第32章 狂ったブラッジャー
ジョージの言葉に驚く。
『冗談でしょう?』
「「本当さ!」」
二人は声を揃えて言った。
『わ、私は大丈夫よ!医務室は嫌!』
「「だめだよ、ユウミ」」
抵抗もむなしくそのまま医務室へと連れていかれた。
「またあなたですか!あらまぁ、顔が赤いじゃない!あなたこの子をここに寝かせて」
私の顔を見るなりマダム・ポンフリーは、きびきびと指示をだす。心配そうに私を見つめるフレッドとジョージ。
『大丈夫よ、そんなに心配しないで』
安心させるように二人に微笑む。戻ってきたマダム・ポンフリーは、私に向かってこう言った。

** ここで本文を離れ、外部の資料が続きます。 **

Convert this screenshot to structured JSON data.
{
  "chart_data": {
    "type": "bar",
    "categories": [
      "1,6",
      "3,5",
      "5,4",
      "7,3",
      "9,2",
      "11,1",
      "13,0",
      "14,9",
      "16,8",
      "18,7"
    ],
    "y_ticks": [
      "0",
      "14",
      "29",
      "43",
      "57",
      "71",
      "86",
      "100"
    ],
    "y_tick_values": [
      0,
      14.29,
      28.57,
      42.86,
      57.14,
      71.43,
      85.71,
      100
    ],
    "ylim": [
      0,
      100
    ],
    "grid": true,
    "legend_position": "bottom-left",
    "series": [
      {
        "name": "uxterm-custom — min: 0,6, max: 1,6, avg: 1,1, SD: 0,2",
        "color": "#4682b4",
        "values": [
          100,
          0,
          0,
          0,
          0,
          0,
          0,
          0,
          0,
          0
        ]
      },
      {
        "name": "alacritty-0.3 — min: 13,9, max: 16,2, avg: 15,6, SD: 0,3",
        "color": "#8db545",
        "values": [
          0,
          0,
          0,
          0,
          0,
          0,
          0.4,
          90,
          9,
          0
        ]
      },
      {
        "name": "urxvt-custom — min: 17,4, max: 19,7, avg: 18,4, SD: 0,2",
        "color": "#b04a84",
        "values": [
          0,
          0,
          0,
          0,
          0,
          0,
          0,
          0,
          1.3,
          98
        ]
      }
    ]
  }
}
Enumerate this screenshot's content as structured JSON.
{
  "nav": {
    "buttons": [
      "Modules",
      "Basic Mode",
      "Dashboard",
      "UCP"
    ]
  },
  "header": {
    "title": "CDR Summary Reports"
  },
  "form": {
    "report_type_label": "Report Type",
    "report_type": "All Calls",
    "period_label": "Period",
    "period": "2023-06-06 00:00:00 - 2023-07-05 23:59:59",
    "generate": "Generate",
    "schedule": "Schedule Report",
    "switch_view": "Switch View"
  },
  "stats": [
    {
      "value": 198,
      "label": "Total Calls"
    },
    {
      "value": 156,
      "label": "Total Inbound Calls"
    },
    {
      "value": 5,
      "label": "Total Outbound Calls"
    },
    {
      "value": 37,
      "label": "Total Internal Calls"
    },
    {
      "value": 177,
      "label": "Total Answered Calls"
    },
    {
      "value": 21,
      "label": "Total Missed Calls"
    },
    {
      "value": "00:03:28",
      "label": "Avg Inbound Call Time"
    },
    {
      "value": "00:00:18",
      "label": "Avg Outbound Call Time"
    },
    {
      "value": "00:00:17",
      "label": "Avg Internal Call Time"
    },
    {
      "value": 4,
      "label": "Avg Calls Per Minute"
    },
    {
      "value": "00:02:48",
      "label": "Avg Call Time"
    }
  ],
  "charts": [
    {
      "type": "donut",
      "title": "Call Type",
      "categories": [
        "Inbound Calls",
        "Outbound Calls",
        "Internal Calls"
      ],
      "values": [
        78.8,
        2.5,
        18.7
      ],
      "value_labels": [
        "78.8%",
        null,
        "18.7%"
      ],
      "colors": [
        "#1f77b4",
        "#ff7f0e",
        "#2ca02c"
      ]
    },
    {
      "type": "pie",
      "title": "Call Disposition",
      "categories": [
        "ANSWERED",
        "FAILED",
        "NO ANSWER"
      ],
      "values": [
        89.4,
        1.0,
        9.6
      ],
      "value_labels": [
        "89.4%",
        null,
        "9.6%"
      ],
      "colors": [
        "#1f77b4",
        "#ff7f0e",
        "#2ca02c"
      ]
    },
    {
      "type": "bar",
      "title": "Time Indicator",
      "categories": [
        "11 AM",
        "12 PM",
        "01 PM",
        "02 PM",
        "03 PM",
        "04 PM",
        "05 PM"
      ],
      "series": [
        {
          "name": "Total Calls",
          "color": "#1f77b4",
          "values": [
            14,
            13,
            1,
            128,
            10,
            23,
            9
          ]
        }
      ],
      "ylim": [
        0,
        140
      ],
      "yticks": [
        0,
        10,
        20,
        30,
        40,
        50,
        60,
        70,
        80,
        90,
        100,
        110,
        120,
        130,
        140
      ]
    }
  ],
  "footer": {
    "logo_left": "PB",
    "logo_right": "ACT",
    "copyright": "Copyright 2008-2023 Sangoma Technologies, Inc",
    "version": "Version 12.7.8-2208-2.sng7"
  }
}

「今は、お薬は切らしています。スネイプ先生が持ってきてくれるまでそこで寝ていなさい」
『わかりました』
二人は衝撃をうけたような顔をしている。
『どうしたの?』
「スネイプだって?!」
「ユウミ、大丈夫なの?!」
『大丈夫に決まってるじゃない』
おかしくてクスクス笑うとそんな私を変な顔で見つめるフレッドとジョージ。
「あの、スネイプだよ?!」
『スネイプ先生の薬なら効果抜群よ』
「「そうじゃないよ!」」
「あなたたち!マーレイは病人です!」
二人は騒がしかったらしく、マダム・ポンフリーは二人を追い出してしまう。大人しく寝転がっていると、しばらくして医務室に誰かが入ってくる音がした。足音が私のベッドに近づいてくる。
「ユウミ、入るぞ」
その声と共に入ってきたのはセブルスだ。
『セブルス!』
「飲みたまえ」
セブルスはずいっと私に薬を差し出す。なんとも苦そうな薬だ。
『苦そうね』
「当たり前であろう。これは薬だ」
ためらっているとセブルスは溜め息をつく。呆れられたのかと思って顔をあげるとそうではないようだ。
「苦くはない。だから飲みなさい」
セブルスの思わぬ発言を不思議に思いながらも、おそるおそる一口飲むと確かに苦くはない。
『この味...』
私は驚いてセブルスを見る。
『私が熱を出したときによく飲んでいた味だわ。甘くて飲みやすい...』
「君が飲んでいたのは、私が調合した薬だ」
『え?!』
懐かしい味に思わずそう呟くと、セブルスは予想外なことを言った。